J does not yet attend elementary school, but I am on first name basis with his soon-to-be principal. Not because my son is an exemplary student, though he is, as all (or both of my followers if you want to get technical about it) my followers already know.

I had forgotten that J had his kindergarten screening yesterday, and as a consequence, I was unprepared for the screening, and also for the length.
K was in her stroller. The screening was on the second floor. We’ll begin there.

The tantrum began quickly after J went in to be tested. As soon as I saw the clipboard bulging with 800 pages of information about j’s temperament, preschool history, bowel movements, sandwich preference, etc. I knew I was completely fucked.
K was in the stroller doing the lift and twist thing she does to try and pop the restraints. I made some lame comment to the other parents about the length of the clipboard packet. They had all finished with theirs.
I thought toys might keep her occupied. Although I knew there were no toys in my purse. I searched it thoroughly, twice, anyhow because there were people around me, and they were looking at us. Therefore, there is a good possibility that toys could magically appear at the bottom of my purse– if only I looked hard enough.
I went with the keys. It’s a no go. The PTO (aren’t they just wonderful?) have provided bottled water at the table, (which is sagging at the middle with the weight of the clipboards.) I gave her one, knowing It’s not fun unless it’s open.
At this point, she’s screaming, and one of the kindergarten teachers gently asks if I wouldn’t mind walking her around.
I let pandora out of her box.
We park the stroller, and one of the other kindergarten teachers appeared with a complete Mr. Potato Head, and instructions to the faculty lounge. Off we went. K headed immediately to the cement stairs, full speed. I caught up just as she put her arms above her head taking the perfect form for a swan dive. I grabbed her hand and she went immediately to dead weight and screamed.

Mr. Potato head was a bust, of course, although he is no longer complete. Somehow K lost one of his tongues. I don’t know how, and at that point, I did not care.
Maybe she’s hungry.
It’s a good idea, said I, to go get the snacks out of the car.
It’s raining.
I took my screaming child, in a half walk, half drag, half carry, to the car for the snacks. At least we were outside, and can’t bother anyone.
We sat, calming down, in front of the double doors, while a hundred thousand people filed past us, going into the school.
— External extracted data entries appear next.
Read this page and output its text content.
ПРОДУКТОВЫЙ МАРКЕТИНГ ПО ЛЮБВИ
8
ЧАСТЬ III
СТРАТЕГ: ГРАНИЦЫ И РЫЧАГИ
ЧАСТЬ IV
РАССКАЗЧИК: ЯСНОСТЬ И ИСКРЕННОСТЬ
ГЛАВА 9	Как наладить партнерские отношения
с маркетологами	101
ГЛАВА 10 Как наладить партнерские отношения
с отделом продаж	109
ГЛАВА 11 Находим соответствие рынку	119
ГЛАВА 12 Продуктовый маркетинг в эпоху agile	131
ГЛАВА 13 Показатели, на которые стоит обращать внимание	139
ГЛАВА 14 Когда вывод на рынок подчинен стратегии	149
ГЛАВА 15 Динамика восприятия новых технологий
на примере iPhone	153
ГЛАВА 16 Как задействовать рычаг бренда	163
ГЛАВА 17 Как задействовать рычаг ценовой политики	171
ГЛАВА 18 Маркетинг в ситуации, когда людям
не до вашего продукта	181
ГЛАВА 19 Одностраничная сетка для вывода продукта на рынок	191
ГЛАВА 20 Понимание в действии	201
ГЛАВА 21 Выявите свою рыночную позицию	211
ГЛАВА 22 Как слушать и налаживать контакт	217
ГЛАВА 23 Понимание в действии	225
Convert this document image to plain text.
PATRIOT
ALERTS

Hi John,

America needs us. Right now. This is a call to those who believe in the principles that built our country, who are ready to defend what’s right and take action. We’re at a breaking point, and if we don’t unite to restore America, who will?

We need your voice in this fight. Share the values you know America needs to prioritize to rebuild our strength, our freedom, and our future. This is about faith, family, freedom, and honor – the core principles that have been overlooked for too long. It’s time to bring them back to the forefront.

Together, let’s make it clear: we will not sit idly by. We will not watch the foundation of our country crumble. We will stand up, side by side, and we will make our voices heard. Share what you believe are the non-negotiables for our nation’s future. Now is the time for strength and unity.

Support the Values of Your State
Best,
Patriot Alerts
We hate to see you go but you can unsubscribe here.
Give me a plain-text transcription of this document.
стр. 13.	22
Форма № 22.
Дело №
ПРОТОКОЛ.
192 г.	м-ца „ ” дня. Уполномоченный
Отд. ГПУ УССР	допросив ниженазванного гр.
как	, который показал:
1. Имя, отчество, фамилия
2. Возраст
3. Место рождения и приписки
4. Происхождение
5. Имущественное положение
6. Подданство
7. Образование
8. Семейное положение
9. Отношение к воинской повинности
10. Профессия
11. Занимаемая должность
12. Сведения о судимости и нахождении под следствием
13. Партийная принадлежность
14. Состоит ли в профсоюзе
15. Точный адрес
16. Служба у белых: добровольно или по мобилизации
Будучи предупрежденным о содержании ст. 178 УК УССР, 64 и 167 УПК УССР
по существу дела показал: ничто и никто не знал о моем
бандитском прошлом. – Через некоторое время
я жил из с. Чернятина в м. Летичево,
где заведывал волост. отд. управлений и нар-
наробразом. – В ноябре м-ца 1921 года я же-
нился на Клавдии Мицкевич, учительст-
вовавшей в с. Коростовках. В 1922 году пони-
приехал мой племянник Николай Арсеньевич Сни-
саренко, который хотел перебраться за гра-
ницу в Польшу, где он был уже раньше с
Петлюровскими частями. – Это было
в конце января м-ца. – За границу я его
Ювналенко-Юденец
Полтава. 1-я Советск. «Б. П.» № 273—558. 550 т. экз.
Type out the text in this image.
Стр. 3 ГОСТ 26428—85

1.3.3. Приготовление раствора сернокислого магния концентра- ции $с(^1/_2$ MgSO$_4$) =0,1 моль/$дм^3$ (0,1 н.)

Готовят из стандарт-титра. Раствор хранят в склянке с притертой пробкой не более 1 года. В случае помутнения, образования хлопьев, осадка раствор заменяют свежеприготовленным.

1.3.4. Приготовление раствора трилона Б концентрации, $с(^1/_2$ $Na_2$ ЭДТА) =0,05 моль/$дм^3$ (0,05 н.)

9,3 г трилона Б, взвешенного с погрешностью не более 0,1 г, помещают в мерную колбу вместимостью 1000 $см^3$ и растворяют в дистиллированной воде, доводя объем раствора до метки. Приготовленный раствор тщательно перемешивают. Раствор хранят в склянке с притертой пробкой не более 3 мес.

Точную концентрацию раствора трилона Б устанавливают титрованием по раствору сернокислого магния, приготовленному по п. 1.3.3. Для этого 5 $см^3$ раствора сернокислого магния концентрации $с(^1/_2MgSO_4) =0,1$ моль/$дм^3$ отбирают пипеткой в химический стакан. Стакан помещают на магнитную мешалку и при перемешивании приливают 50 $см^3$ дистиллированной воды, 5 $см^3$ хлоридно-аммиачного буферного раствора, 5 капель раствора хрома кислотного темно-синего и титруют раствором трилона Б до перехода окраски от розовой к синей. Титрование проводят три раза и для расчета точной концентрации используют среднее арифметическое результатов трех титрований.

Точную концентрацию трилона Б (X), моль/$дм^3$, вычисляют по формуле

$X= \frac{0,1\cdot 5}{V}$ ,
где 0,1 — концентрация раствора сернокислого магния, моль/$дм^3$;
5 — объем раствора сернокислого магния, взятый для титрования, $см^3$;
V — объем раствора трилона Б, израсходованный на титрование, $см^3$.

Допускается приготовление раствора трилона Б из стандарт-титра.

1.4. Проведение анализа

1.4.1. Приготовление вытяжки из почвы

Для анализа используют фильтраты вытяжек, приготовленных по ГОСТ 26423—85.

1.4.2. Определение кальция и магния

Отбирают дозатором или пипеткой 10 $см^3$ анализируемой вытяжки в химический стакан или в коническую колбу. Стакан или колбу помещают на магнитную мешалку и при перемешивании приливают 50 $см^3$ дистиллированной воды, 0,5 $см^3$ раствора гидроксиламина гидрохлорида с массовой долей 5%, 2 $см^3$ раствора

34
Each one asked us:

“Do you need to be buzzed in?”

Everyone asked.
People holding the door for other people who have each asked, every person in whole groups of people asked, each person felt the need to ask the lady with the screaming child if they would like to be buzzed in. No thanks. I’m good.

As it turns out, there was a class going on next to the doors where we were trying to calm down, and the teacher came out to ask us to stick a cork in it.
“Do you need to be buzzed in?” She asked.

Yes. Yes, I suppose I do.
We hung in the lobby. There are butterfly pictures there. She calms, finally, so we went back upstairs to see if I could claim my other child and slink away peacefully.
A bell rings. It’s lunchtime. Every child in the building filed past us. K freaked.
We were fenced in by children. We fought our way upstairs. I figured she must be thirsty after all that, so I opened the water. I gave her some, but she wrestled it away, (She’s surprisingly strong for an 18-month-old) and created her own little pool on the floor.

My popularity skyrocketed.

I needed paper towels.
As there were people staring, I assume they have magically appeared in my purse.

They had not. I search the area, a couple of open rooms… All I found was one partially used napkin in one room. Beggars can’t be choosers.
I did my best, but it’s wasn’t much. I tossed the partially used napkin on top of the entire bottle of spilled water.

One of the other teachers arrives to inform us that the principal has asked that we please retire to the lobby.


I brought my screaming child back to the lobby. I put her down. She immediately lays down on her face and is deadweight. The principal has arrived, I can only assume, to follow us around.
I can see his smile is stamped on his face. I am soaked with rain, sweat and Poland spring. K is licking the floor.

I tried to convey through my body language what a silly misunderstanding this must be.
A total misunderstanding.

After several attempts at calming the child, (failed) and babbling (on my part), he suggests that perhaps J is done with his screening. (Please Jesus, I’ll never ask for anything ever again.) and up we go again. The principal goes to see one of the kindergarten teachers. They both look in my direction. K is doing the backstroke in the pool she had made for herself earlier.

I try to look dignified.

The teacher produces J and comes over to tell me nothing much. We are released. My shoes squish as we leave the building. At this point, perhaps a move is in order.